East Germans seeking asylum in the West have taken refuge in West German embassies in Warsaw and Bucharest in recent days, Bonn government officials said today.
The latest siege is expected to complicate efforts to resolve the cases of more than 160 East Germans who have been holed up for several weeks inside the West German embassies in Prague and Budapest. The total number inside the four embassies reportedly is nearly 200, according to the officials, who asked to remain anonymous.
The refugees have demanded full assurances that they will be allowed to emigrate to the West once they consent to leave the embassies. But East German authorities have refused any guarantees to the asylum seekers, apparently in the belief that capitulation to their demands will encourage other desperate citizens to emulate their tactics.

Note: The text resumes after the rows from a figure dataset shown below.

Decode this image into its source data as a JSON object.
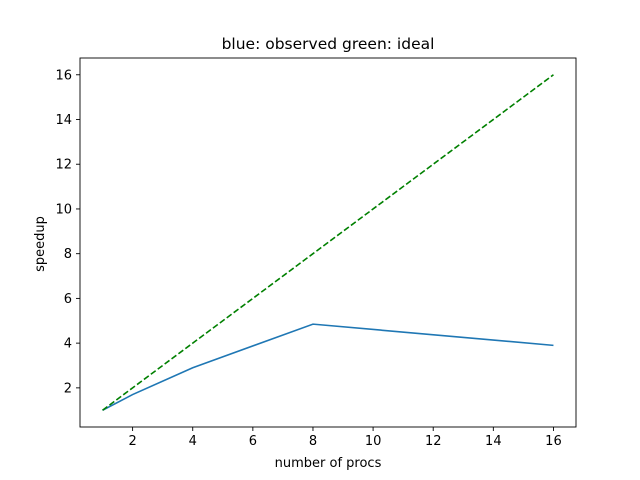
{
  "chart_data": {
    "type": "line",
    "title": "blue: observed green: ideal",
    "xlabel": "number of procs",
    "ylabel": "speedup",
    "xlim": [
      0.25,
      16.75
    ],
    "ylim": [
      0.25,
      16.75
    ],
    "xticks": [
      2,
      4,
      6,
      8,
      10,
      12,
      14,
      16
    ],
    "yticks": [
      2,
      4,
      6,
      8,
      10,
      12,
      14,
      16
    ],
    "grid": false,
    "series": [
      {
        "x": [
          1,
          2,
          4,
          8,
          16
        ],
        "y": [
          1.0,
          1.7,
          2.9,
          4.85,
          3.9
        ],
        "color": "#1f77b4",
        "style": "solid"
      },
      {
        "x": [
          1,
          2,
          4,
          8,
          16
        ],
        "y": [
          1,
          2,
          4,
          8,
          16
        ],
        "color": "#008000",
        "style": "dashed"
      }
    ]
  }
}
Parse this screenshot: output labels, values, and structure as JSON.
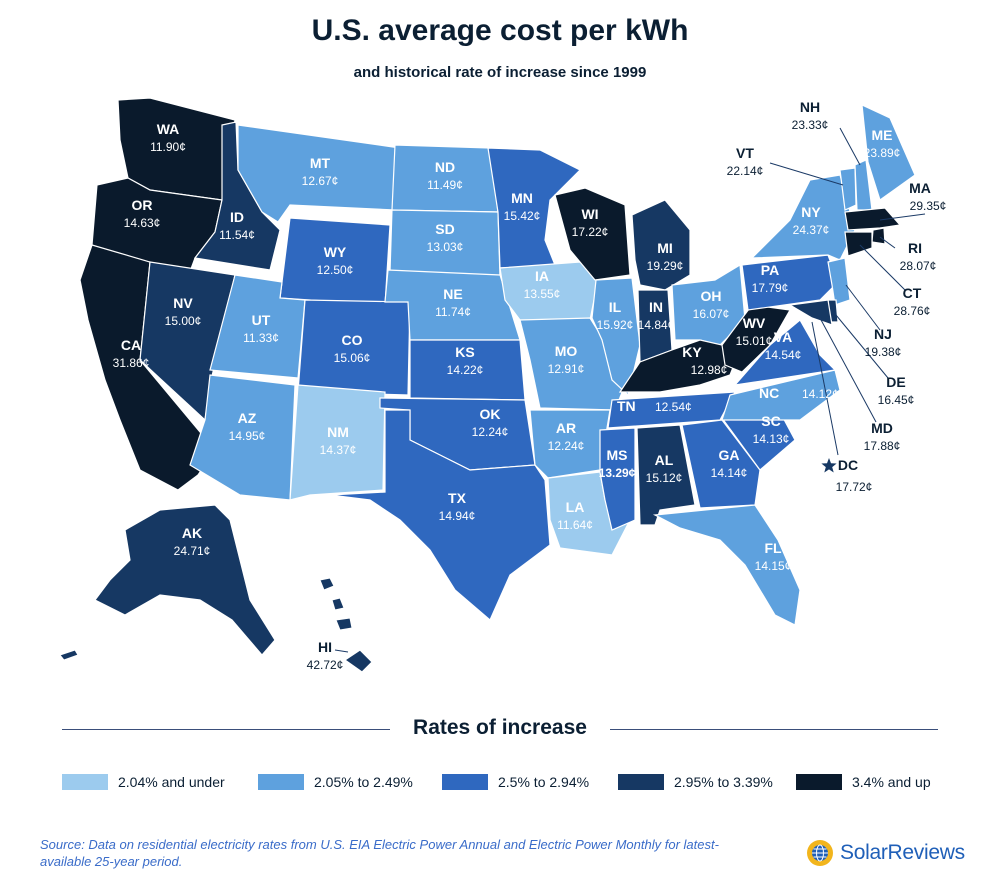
{
  "title": "U.S. average cost per kWh",
  "subtitle": "and historical rate of increase since 1999",
  "colors": {
    "c1": "#9ccbee",
    "c2": "#5ea1de",
    "c3": "#2f68bf",
    "c4": "#163863",
    "c5": "#0a1a2c",
    "text_dark": "#0b1f33"
  },
  "states": [
    {
      "abbr": "WA",
      "value": "11.90¢",
      "cls": 5
    },
    {
      "abbr": "OR",
      "value": "14.63¢",
      "cls": 5
    },
    {
      "abbr": "CA",
      "value": "31.86¢",
      "cls": 5
    },
    {
      "abbr": "ID",
      "value": "11.54¢",
      "cls": 4
    },
    {
      "abbr": "NV",
      "value": "15.00¢",
      "cls": 4
    },
    {
      "abbr": "MT",
      "value": "12.67¢",
      "cls": 2
    },
    {
      "abbr": "WY",
      "value": "12.50¢",
      "cls": 3
    },
    {
      "abbr": "UT",
      "value": "11.33¢",
      "cls": 2
    },
    {
      "abbr": "AZ",
      "value": "14.95¢",
      "cls": 2
    },
    {
      "abbr": "CO",
      "value": "15.06¢",
      "cls": 3
    },
    {
      "abbr": "NM",
      "value": "14.37¢",
      "cls": 1
    },
    {
      "abbr": "ND",
      "value": "11.49¢",
      "cls": 2
    },
    {
      "abbr": "SD",
      "value": "13.03¢",
      "cls": 2
    },
    {
      "abbr": "NE",
      "value": "11.74¢",
      "cls": 2
    },
    {
      "abbr": "KS",
      "value": "14.22¢",
      "cls": 3
    },
    {
      "abbr": "OK",
      "value": "12.24¢",
      "cls": 3
    },
    {
      "abbr": "TX",
      "value": "14.94¢",
      "cls": 3
    },
    {
      "abbr": "MN",
      "value": "15.42¢",
      "cls": 3
    },
    {
      "abbr": "IA",
      "value": "13.55¢",
      "cls": 1
    },
    {
      "abbr": "MO",
      "value": "12.91¢",
      "cls": 2
    },
    {
      "abbr": "AR",
      "value": "12.24¢",
      "cls": 2
    },
    {
      "abbr": "LA",
      "value": "11.64¢",
      "cls": 1
    },
    {
      "abbr": "WI",
      "value": "17.22¢",
      "cls": 5
    },
    {
      "abbr": "IL",
      "value": "15.92¢",
      "cls": 2
    },
    {
      "abbr": "MI",
      "value": "19.29¢",
      "cls": 4
    },
    {
      "abbr": "IN",
      "value": "14.84¢",
      "cls": 4
    },
    {
      "abbr": "OH",
      "value": "16.07¢",
      "cls": 2
    },
    {
      "abbr": "KY",
      "value": "12.98¢",
      "cls": 5
    },
    {
      "abbr": "TN",
      "value": "12.54¢",
      "cls": 3
    },
    {
      "abbr": "MS",
      "value": "13.29¢",
      "cls": 3
    },
    {
      "abbr": "AL",
      "value": "15.12¢",
      "cls": 4
    },
    {
      "abbr": "GA",
      "value": "14.14¢",
      "cls": 3
    },
    {
      "abbr": "FL",
      "value": "14.15¢",
      "cls": 2
    },
    {
      "abbr": "SC",
      "value": "14.13¢",
      "cls": 3
    },
    {
      "abbr": "NC",
      "value": "14.12¢",
      "cls": 2
    },
    {
      "abbr": "VA",
      "value": "14.54¢",
      "cls": 3
    },
    {
      "abbr": "WV",
      "value": "15.01¢",
      "cls": 5
    },
    {
      "abbr": "PA",
      "value": "17.79¢",
      "cls": 3
    },
    {
      "abbr": "NY",
      "value": "24.37¢",
      "cls": 2
    },
    {
      "abbr": "VT",
      "value": "22.14¢",
      "cls": 2
    },
    {
      "abbr": "NH",
      "value": "23.33¢",
      "cls": 2
    },
    {
      "abbr": "ME",
      "value": "23.89¢",
      "cls": 2
    },
    {
      "abbr": "MA",
      "value": "29.35¢",
      "cls": 5
    },
    {
      "abbr": "RI",
      "value": "28.07¢",
      "cls": 5
    },
    {
      "abbr": "CT",
      "value": "28.76¢",
      "cls": 5
    },
    {
      "abbr": "NJ",
      "value": "19.38¢",
      "cls": 2
    },
    {
      "abbr": "DE",
      "value": "16.45¢",
      "cls": 4
    },
    {
      "abbr": "MD",
      "value": "17.88¢",
      "cls": 4
    },
    {
      "abbr": "DC",
      "value": "17.72¢",
      "cls": 4
    },
    {
      "abbr": "AK",
      "value": "24.71¢",
      "cls": 4
    },
    {
      "abbr": "HI",
      "value": "42.72¢",
      "cls": 4
    }
  ],
  "legend": {
    "title": "Rates of increase",
    "items": [
      {
        "label": "2.04% and under",
        "cls": 1
      },
      {
        "label": "2.05% to 2.49%",
        "cls": 2
      },
      {
        "label": "2.5% to 2.94%",
        "cls": 3
      },
      {
        "label": "2.95% to 3.39%",
        "cls": 4
      },
      {
        "label": "3.4% and up",
        "cls": 5
      }
    ]
  },
  "source": "Source: Data on residential electricity rates from U.S. EIA Electric Power Annual and Electric Power Monthly for latest-available 25-year period.",
  "brand": "SolarReviews",
  "brand_icon": "sun-globe-icon"
}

In the past, when East Germans sought asylum by taking refuge in West German diplomatic missions in East Berlin or Prague, they were quietly permitted to leave the country after protracted negotiations in which the Bonn government paid out as much as $20,000 per person to secure their release.
But the East German government has taken a much tougher position during the current siege, a development that some officials in Bonn attribute to greater pressure from Moscow for a hard-line policy on emigration.
East Germany has said the refugees will not be punished if they return home and seek to leave the country through the normal process of seeking exit visas.
Some of the East Germans who have been in the Prague embassy for more than a month have given up and returned to their homes during the past two days, Bonn government spokesman Peter Boenisch said today.
But most of the refugees reportedly are unconvinced by the promises of immunity and fear that they might have to wait several years before their exit visas are approved.
The Bonn government repeatedly has warned East Germans not to exploit its diplomatic missions as escape routes to the West, a stance Boenisch reiterated today. But the refugees cannot be thrown out because under the country's constitution, all Germans are entitled to West German citizenship.
More than 35,000 East Germans have come to the West this year in the largest exodus since the Berlin Wall was built in 1961.
The East German government has promised Bonn that several thousand more emigrants will be allowed to leave before the end of the year, according to Horst Teltschik, a senior foreign policy adviser to Chancellor Helmut Kohl.
Diplomats in East Berlin say the government has permitted the high rate of emigration this year chiefly to purge the country of malcontents whose frustrations could pose long-term political problems for the Communist Party authorities.
This week 76 political prisoners in East Germany were released from prison and sent to West Germany, according to the Frankfurt-based International Society for Human Rights. Some of them included leading members of the East German peace movement, which is opposed to the presence of Soviet missiles in their country.
The Bonn government is worried that its relations not only with East Berlin but also with other Soviet Bloc capitals will suffer serious strains if the asylum seekers remain in the embassies for a long time.
West Germany's foreign minister, Hans-Dietrich Genscher, is scheduled to visit Warsaw later this month and Prague in December as part of a diplomatic campaign to revive dialogue and detente between Eastern and Western Europe despite the prolonged tensions between Moscow and Washington.
But Genscher's trips could be clouded by the situation at the embassies if the refugees' plight is not resolved.
Heinrich Windelen, West Germany's minister for inter-German relations, appealed to East German authorities for a quick and humane response to the problem and warned that relations between the two German states would be affected gravely if the crisis in the embassies drags on.
"East Germany must realize that, here in West Germany, concern is growing that mutual relations must suffer serious damage if a humane solution is not found soon for those seeking asylum," Windelen said in a newspaper interview.
He urged the East German government to respect the wishes of its own people to decide what to do with their lives, particularly their desire to travel more freely. Czechoslovakia is the only country that East Germans are allowed to visit without a special visa.
Other West German officials have suggested that a successful outcome to the refugee situation would help restore the climate of cooperation that prevailed between their two states earlier this year.
The steady rapprochement between the two Germanys was stunted in September when East German leader Erich Honecker was forced to postpone a visit to West Germany because of evident Soviet dismay over the trip.